The continental shelf along this coast of Brazil extends to about 150 miles offshore; the bottom is mostly sand and mud. The deepest point in the ecoregion overall is -726 m, and the average is -91.2 m.

==Currents and climate==
The Brazil Current (BC) flows directly into the ecoregion from the North, bringing warm water from the South Equatorial Current of the South Atlantic Ocean. The Brazil Current is a western boundary current that extends to a depth of about 600 meters. It flows southwest along the coast at a rate over 6.5 Sverdrups (Sv) in the north and with increasing flow as it moves south. The mean speed of the Brazil Current is 60-100 cm/s, and surface temperatures range from 18-28 C.

==Animals / Fish==
The near-shore marine life reflects the support of the lagoons, estuaries and mangroves that are common in this region. Also, the levels of industrial and domestic pollution vary according to the human activity of the nearest bay or estuary. Artisanal fishing practices are employed in the coastal fisheries: trawling for shrimp, manual collection of shellfish and crab, seine fishing for bluefish, mullet and bonitos. The broadband anchovy (Anchoviella lepindentostole) is an important traditional fishery along São Paulo State, although unsustainable fishing practices are threatening it and other stocks like the Grey triggerfish (Balistes capriscus).

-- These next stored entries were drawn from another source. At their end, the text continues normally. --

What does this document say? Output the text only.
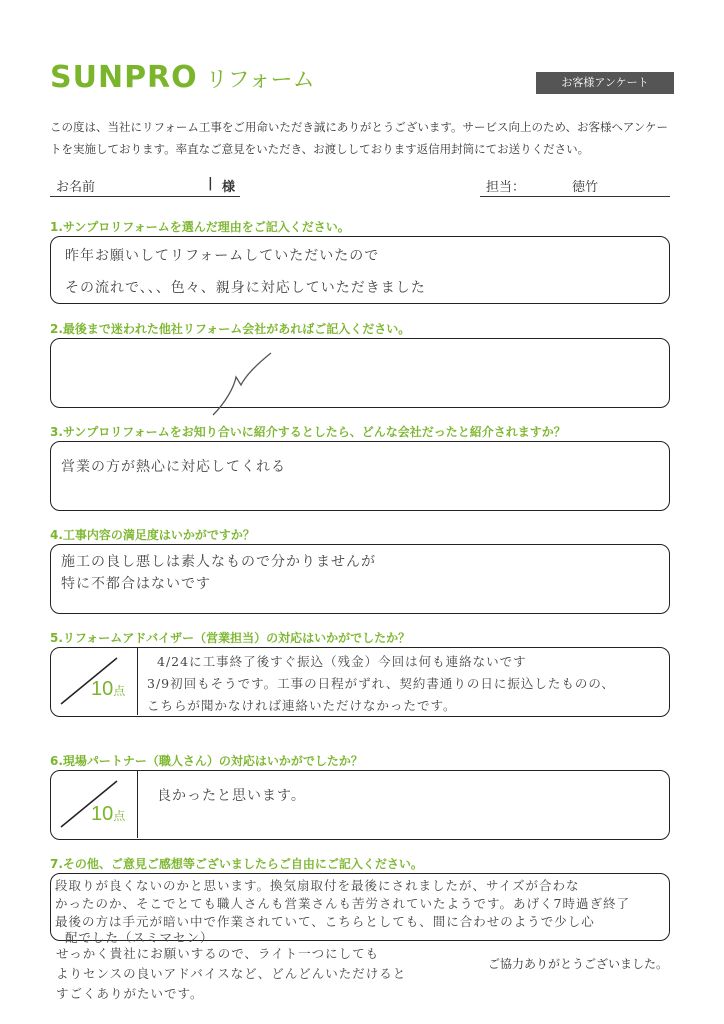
SUNPRO リフォーム	お客様アンケート
この度は、当社にリフォーム工事をご用命いただき誠にありがとうございます。サービス向上のため、お客様へアンケー
トを実施しております。率直なご意見をいただき、お渡ししております返信用封筒にてお送りください。
お名前	| 様	担当：	徳竹
1.サンプロリフォームを選んだ理由をご記入ください。
昨年お願いしてリフォームしていただいたので
その流れで、、、色々、親身に対応していただきました
2.最後まで迷われた他社リフォーム会社があればご記入ください。
3.サンプロリフォームをお知り合いに紹介するとしたら、どんな会社だったと紹介されますか？
営業の方が熱心に対応してくれる
4.工事内容の満足度はいかがですか？
施工の良し悪しは素人なもので分かりませんが
特に不都合はないです
5.リフォームアドバイザー（営業担当）の対応はいかがでしたか？
10点
4/24に工事終了後すぐ振込（残金）今回は何も連絡ないです
3/9初回もそうです。工事の日程がずれ、契約書通りの日に振込したものの、
こちらが聞かなければ連絡いただけなかったです。
6.現場パートナー（職人さん）の対応はいかがでしたか？
10点
良かったと思います。
7.その他、ご意見ご感想等ございましたらご自由にご記入ください。
段取りが良くないのかと思います。換気扇取付を最後にされましたが、サイズが合わな
かったのか、そこでとても職人さんも営業さんも苦労されていたようです。あげく7時過ぎ終了
最後の方は手元が暗い中で作業されていて、こちらとしても、間に合わせのようで少し心
配でした（スミマセン）
せっかく貴社にお願いするので、ライト一つにしても
よりセンスの良いアドバイスなど、どんどんいただけると
すごくありがたいです。
ご協力ありがとうございました。
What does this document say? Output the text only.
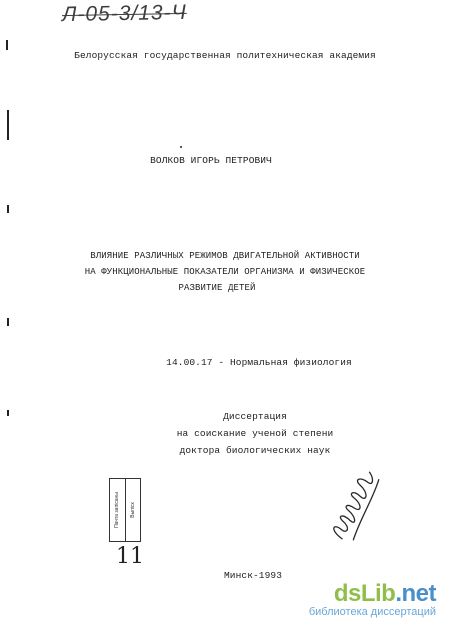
Л-05-3/13-Ч
Белорусская государственная политехническая академия
ВОЛКОВ ИГОРЬ ПЕТРОВИЧ
ВЛИЯНИЕ РАЗЛИЧНЫХ РЕЖИМОВ ДВИГАТЕЛЬНОЙ АКТИВНОСТИ
НА ФУНКЦИОНАЛЬНЫЕ ПОКАЗАТЕЛИ ОРГАНИЗМА И ФИЗИЧЕСКОЕ
РАЗВИТИЕ ДЕТЕЙ
14.00.17 - Нормальная физиология
Диссертация
на соискание ученой степени
доктора биологических наук
Пачта запісаны Выпіск
11
Минск-1993
dsLib.net
библиотека диссертаций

Off-shore, marine diversity is increased by seasonal upwelling of nutrient-rich, cold subtropical waters from cyclonic activity of the Brazil Current. The off-shore fisheries center on trawling for shrimp, and purse seine fishing for the highly depleted sardines.

==Conservation status==
Conservation threats to the ecoregion are mainly due the large urban areas along the coast (Rio de Janeiro, São Paulo), and associated industrial pollution. Many of the terrestrial protected areas on the coast have marine components, such that about 9% of the ecoregion is protected, including:
- Ilha Anchieta State Park, a terrestrial and marine park centered on the offshore Ilha Anchieta. Species of conservation concern in the park include the vulnerable Atlantic goliath grouper, Southern right whale, and Bryde's whale.
- Guaraqueçaba Environmental Protection Area, an area of varied lagoons, estuaries, and relatively low human population.